Ok, not a representative sample. But the statistics were bleak, too, especially considering that the primary ballot was filled with key races for governor, congress, county commissioner, state legislature and many other state executive offices.
This is not a new problem of course. According to The New York Times, fewer than half of Americans 18 to 29 voted in the 2016 presidential election — a gap of more than 15 points compared with the overall turnout. The problem is nearly universal around the world and has been for decades.
Many reasons are traditionally cited: Voting is a habit that young people have not yet acquired. They do not see a connection between the ballot box and their own well being and tax burden. Inflexible work schedules thwart registering and in-person voting. (That’s no excuse in Washington or Oregon, where all balloting is done by mail.) And some power elites seek to make voting more difficult, although those efforts are aimed more at minorities.
I’ll add a couple more to this list: Work force mobility decreases familiarity and engagement with new communities. The decline of local press coverage makes all voters less aware of candidates, issues and elections. And, finally, the ascendancy of science and technical studies has come at the expense of civic and liberal arts education.
The impact of low turnout rates is palpable and results in short-sighted policies. It helps explain why Social Security is headed for insolvency, why the effort to combat climate change is still too feeble to avert ecological and economic calamity, and why the U.S. keeps accumulating massive amounts of national debt.
Rekindling an interest in liberal arts education, making voting easier and emphasizing its importance to young people must be national and local priorities.

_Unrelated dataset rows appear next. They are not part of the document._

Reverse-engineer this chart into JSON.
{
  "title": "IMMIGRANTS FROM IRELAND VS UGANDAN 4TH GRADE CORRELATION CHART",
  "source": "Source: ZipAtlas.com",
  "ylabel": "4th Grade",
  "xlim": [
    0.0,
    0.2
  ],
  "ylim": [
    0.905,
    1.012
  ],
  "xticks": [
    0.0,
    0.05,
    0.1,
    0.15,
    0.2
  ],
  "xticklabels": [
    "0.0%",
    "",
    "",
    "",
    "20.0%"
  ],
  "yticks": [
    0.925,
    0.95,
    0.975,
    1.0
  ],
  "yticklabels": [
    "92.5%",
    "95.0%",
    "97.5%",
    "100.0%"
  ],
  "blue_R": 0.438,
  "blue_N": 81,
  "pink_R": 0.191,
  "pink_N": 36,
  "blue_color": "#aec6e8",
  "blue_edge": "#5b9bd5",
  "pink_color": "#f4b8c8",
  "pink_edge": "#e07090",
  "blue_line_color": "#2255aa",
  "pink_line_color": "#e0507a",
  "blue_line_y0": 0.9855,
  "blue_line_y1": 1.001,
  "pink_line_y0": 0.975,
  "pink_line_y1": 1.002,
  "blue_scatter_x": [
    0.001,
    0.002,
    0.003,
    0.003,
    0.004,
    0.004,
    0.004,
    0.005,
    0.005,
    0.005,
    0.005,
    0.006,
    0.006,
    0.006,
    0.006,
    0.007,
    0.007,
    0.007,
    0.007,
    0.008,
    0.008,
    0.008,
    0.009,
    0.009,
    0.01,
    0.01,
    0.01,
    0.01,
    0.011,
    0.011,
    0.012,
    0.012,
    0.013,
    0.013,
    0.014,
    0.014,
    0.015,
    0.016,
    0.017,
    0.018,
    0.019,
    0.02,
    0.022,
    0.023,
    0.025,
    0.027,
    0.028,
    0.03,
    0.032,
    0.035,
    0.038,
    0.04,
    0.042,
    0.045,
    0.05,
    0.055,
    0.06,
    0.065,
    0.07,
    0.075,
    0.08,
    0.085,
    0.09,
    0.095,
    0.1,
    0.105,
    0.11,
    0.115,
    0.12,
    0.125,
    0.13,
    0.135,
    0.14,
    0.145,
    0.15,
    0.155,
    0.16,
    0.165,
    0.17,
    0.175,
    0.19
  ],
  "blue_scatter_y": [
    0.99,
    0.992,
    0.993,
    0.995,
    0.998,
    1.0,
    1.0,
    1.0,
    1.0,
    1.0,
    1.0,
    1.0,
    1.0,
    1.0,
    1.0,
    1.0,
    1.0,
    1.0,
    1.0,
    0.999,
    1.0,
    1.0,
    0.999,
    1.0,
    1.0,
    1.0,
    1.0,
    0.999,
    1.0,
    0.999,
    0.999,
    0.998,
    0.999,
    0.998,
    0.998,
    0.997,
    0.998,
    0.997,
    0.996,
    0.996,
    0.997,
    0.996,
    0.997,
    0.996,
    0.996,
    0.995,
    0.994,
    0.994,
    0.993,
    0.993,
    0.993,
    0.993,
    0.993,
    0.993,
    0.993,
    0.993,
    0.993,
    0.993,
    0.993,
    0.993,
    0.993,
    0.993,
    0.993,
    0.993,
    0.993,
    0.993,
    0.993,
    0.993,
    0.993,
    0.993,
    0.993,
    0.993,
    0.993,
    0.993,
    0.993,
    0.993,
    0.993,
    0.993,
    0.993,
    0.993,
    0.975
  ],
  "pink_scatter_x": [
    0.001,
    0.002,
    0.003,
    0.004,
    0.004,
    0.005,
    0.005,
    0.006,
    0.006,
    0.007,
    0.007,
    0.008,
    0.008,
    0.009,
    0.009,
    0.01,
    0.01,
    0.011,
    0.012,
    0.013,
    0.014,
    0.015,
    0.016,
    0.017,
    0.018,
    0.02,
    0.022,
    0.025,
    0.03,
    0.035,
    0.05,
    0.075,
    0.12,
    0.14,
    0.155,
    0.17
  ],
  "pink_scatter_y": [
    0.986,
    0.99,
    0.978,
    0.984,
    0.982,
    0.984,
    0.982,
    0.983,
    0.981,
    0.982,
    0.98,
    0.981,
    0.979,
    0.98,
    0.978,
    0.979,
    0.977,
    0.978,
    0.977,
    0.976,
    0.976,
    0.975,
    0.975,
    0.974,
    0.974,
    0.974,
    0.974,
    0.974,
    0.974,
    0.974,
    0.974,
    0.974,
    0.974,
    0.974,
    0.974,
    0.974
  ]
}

And the right wing must stop denigrating election processes proven many times to be fair and transparent. Such unjustified talk undercuts faith in the system.
It’s easy to get turned off by politics — to tune out the duplicity, anger, double dealing and doublespeak, corruption and other pejoratives that often characterize the political scene. I get turned off, too.
Nevertheless, when depressed about all this I go back to an idea Plato expressed 2,400 years ago, an idea that keeps me writing this column well into retirement: “The price good men pay for indifference to public affairs is to be ruled by evil men.”
If you lack interest in the forces, people and institutions that shape your destiny, they will inevitably shape it for you. By not voting, young people are ceding their voice to people who will be dead or doddering by the time the full impact of present policies hits their lives.
Andre- I think you should have questioned the method you employed to get your information. “Stopping by” the local college when most students are on summer break seems a poor way to connect to online young adults. Of course I recognize you were interested in the poor turnout following the state and local “primaries” and perhaps one should wonder just why a primary election is scheduled mid-summer when most folks under the age of 50 probably rationalized they had “better things to do” with their time.
With Harris now in the race it will be interesting to see if the percentage of young adults voting in November increases. Hopefully, a group of young Democrats will seek to engage younger Democrats of voting age with new communication tools.
Alan Engstrom
I’m old enough to remember retired teacher Al Mortillaro (spelling?) walking around town, stopping at bars, taverns and cafes, asking “Are you registered to vote?” He always had registration forms and pens. I am frustrated with non-voters who complain loudly and constantly.